“Trajectory Transformer: Reinforcement Learning As One Big Sequence Modeling Problem”, Michael Janner, Qiyang Colin Li, Sergey Levine2021-06-03 (, , ; backlinks; similar)⁠:

[blog; a simultaneous-invention of Decision Transformer, with more emphasis on model-based learning like exploration; see Decision Transformer annotation for related work.]

Paper:

Reinforcement learning (RL) is typically concerned with estimating single-step policies or single-step models, leveraging the Markov property to factorize the problem in time. However, we can also view RL as a sequence modeling problem, with the goal being to predict a sequence of actions that leads to a sequence of high rewards. Viewed in this way, it is tempting to consider whether powerful, high-capacity sequence prediction models that work well in other domains, such as natural-language processing, can also provide simple and effective solutions to the RL problem.
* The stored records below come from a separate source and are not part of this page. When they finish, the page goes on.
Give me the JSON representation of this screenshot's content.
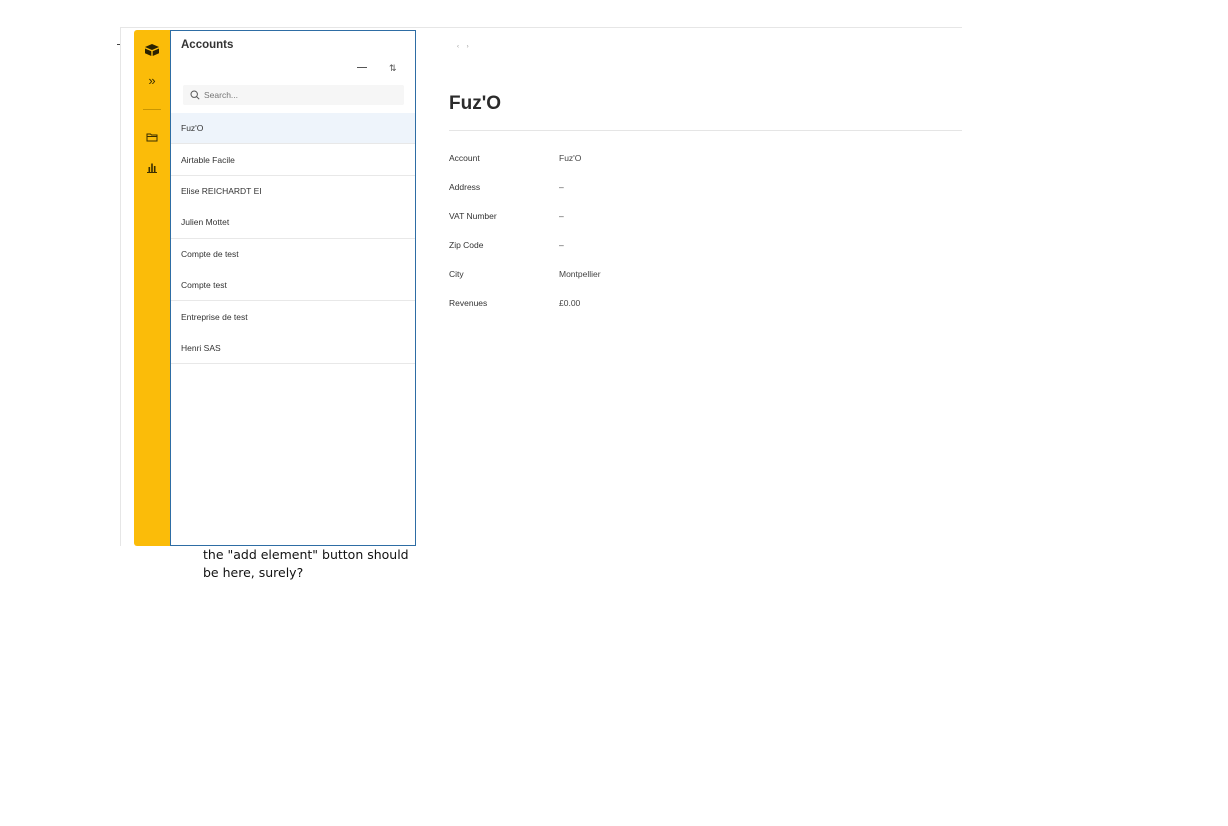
{
  "sidebar": {
    "items": [
      {
        "icon": "logo-icon"
      },
      {
        "icon": "expand-icon",
        "glyph": "»"
      },
      {
        "icon": "folder-icon"
      },
      {
        "icon": "chart-icon"
      }
    ]
  },
  "list": {
    "title": "Accounts",
    "sort_glyph": "⇅",
    "search_placeholder": "Search...",
    "items": [
      "Fuz'O",
      "Airtable Facile",
      "Elise REICHARDT EI",
      "Julien Mottet",
      "Compte de test",
      "Compte test",
      "Entreprise de test",
      "Henri SAS"
    ]
  },
  "detail": {
    "breadcrumb": "‹ ›",
    "title": "Fuz'O",
    "fields": [
      {
        "label": "Account",
        "value": "Fuz'O"
      },
      {
        "label": "Address",
        "value": "–"
      },
      {
        "label": "VAT Number",
        "value": "–"
      },
      {
        "label": "Zip Code",
        "value": "–"
      },
      {
        "label": "City",
        "value": "Montpellier"
      },
      {
        "label": "Revenues",
        "value": "£0.00"
      }
    ]
  },
  "annotation": {
    "line1": "the \"add element\" button should",
    "line2": "be here, surely?"
  },
  "colors": {
    "rail": "#fbbc09",
    "selected": "#eef4fb",
    "panel_border": "#2e6da4"
  }
}
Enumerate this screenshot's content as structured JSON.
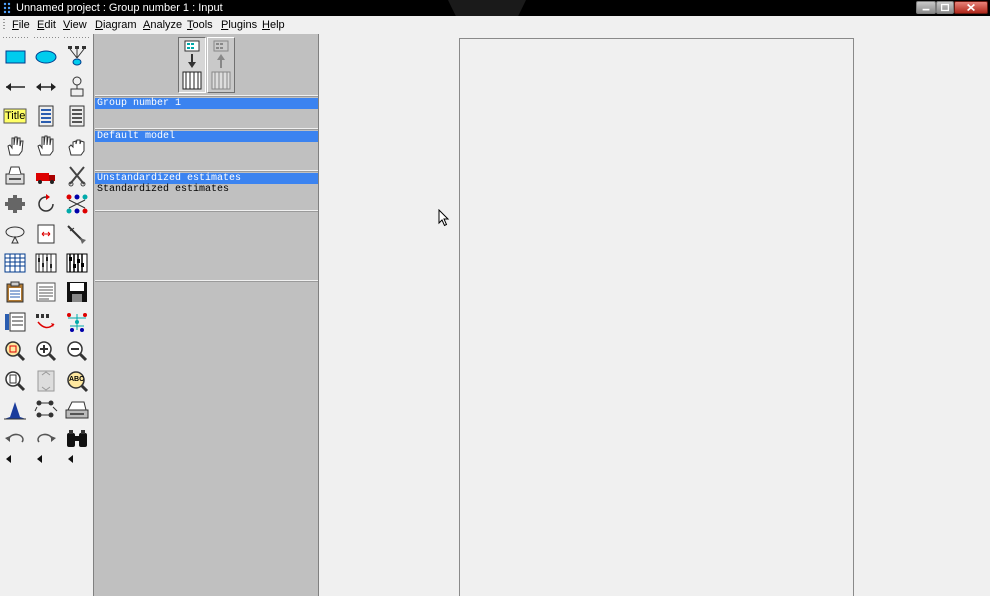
{
  "window": {
    "title": "Unnamed project : Group number 1 : Input"
  },
  "menubar": {
    "items": [
      {
        "key": "F",
        "rest": "ile"
      },
      {
        "key": "E",
        "rest": "dit"
      },
      {
        "key": "V",
        "rest": "iew"
      },
      {
        "key": "D",
        "rest": "iagram"
      },
      {
        "key": "A",
        "rest": "nalyze"
      },
      {
        "key": "T",
        "rest": "ools"
      },
      {
        "key": "P",
        "rest": "lugins"
      },
      {
        "key": "H",
        "rest": "elp"
      }
    ]
  },
  "toolbox": {
    "title_tool_label": "Title",
    "abc_label": "ABC"
  },
  "panels": {
    "groups": [
      "Group number 1"
    ],
    "models": [
      "Default model"
    ],
    "estimates": [
      "Unstandardized estimates",
      "Standardized estimates"
    ]
  },
  "colors": {
    "selection": "#3b83f0",
    "panel": "#c0c0c0",
    "accent_cyan": "#00ccee",
    "title_yellow": "#ffff66"
  }
}
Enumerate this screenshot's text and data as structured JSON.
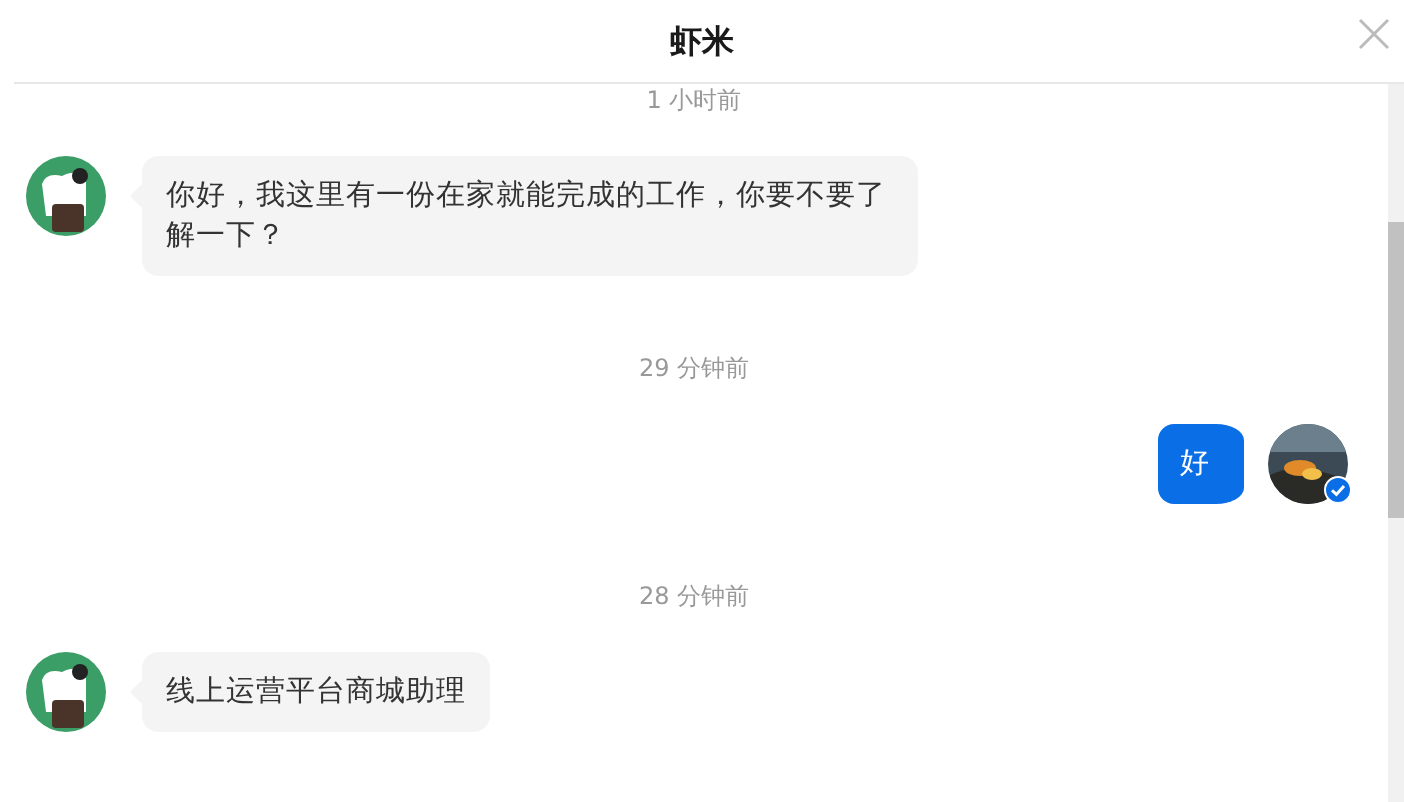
{
  "window": {
    "title": "虾米"
  },
  "messages": [
    {
      "kind": "time",
      "text": "1 小时前"
    },
    {
      "kind": "incoming",
      "text": "你好，我这里有一份在家就能完成的工作，你要不要了解一下？"
    },
    {
      "kind": "time",
      "text": "29 分钟前"
    },
    {
      "kind": "outgoing",
      "text": "好",
      "verified": true
    },
    {
      "kind": "time",
      "text": "28 分钟前"
    },
    {
      "kind": "incoming",
      "text": "线上运营平台商城助理"
    }
  ]
}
To this end, we explore how RL can be reframed as “one big sequence modeling” problem, using state-of-the-art Transformer architectures to model distributions over sequences of states, actions, and rewards. Addressing RL as a sequence modeling problem largely simplifies a range of design decisions: we no longer require separate behavior policy constraints, as is common in prior work on offline model-free RL, and we no longer require ensembles or other epistemic uncertainty estimators, as is common in prior work on model-based RL. All of these roles are filled by the same Transformer sequence model. In our experiments, we demonstrate the flexibility of this approach across long-horizon dynamics prediction, imitation learning, goal-conditioned RL, and offline RL.

…Replacing log-probabilities from the sequence model with reward predictions yields a model-based planning method, surprisingly effective despite lacking the details usually required to make planning with learned models effective.

Related Publication: Chen et al concurrently proposed another sequence modeling approach to reinforcement learning [Decision Transformer]. At a high-level, ours is more model-based in spirit and theirs is more model-free, which allows us to evaluate Transformers as long-horizon dynamics models (eg. in the humanoid predictions above) and allows them to evaluate their policies in image-based environments (eg. Atari). We encourage you to check out their work as well.